Once you have installed
GeoModels, you can have a BibTex citation with
citation("GeoModels") and get:
About the authors
Moreno Bevilacqua is an Associate Professor at the Faculty of Engineering and Science of Adolfo Ibañez University in Viña del Mar (Chile) from August 2020.
He worked at the Statistics Department of University of Valparaiso (Chile) from August 2012.
He has carried out research as: a post-doc at the Department of Statistics, University Ca' Foscari of Venice from May 2008 to December 2010, a research fellow at the University of Bergamo from January 2011 to July 2012.
He received his PhD in Statistics in 2008 and his Degree in Statistics in 2001 from the University of Padua.
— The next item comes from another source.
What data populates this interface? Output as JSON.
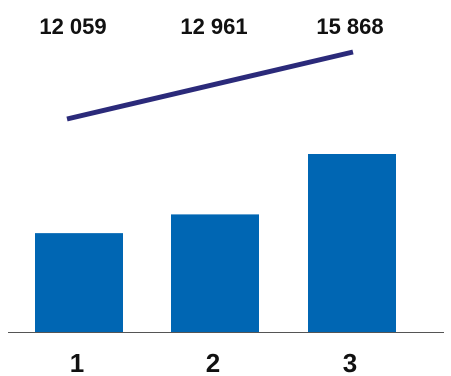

His main research interests concern theory, methodology and applications in multivariate spatio-temporal statistics.
Víctor received his PhD in Statistics from Universidad de Valparaíso-Chile in 2018. His main research interests concern computational spatial (temporal) geostatistics applications.
Other interests include data analytics in business, machine learning, quantitative economy and philosophy, particularly, Bertrand Russell's political ideas.
Christian Caamaño-Carrillo is an Assistant Professor at the Statistics Department of Universidad del Bío-Bío from 2013. He received his PhD in Statistics from Universidad de Valparaíso in 2018 and his Master's in Statistics in 2012.
His main research interests concern theory, methodology and applications in space-time statistics for non-Gaussian data.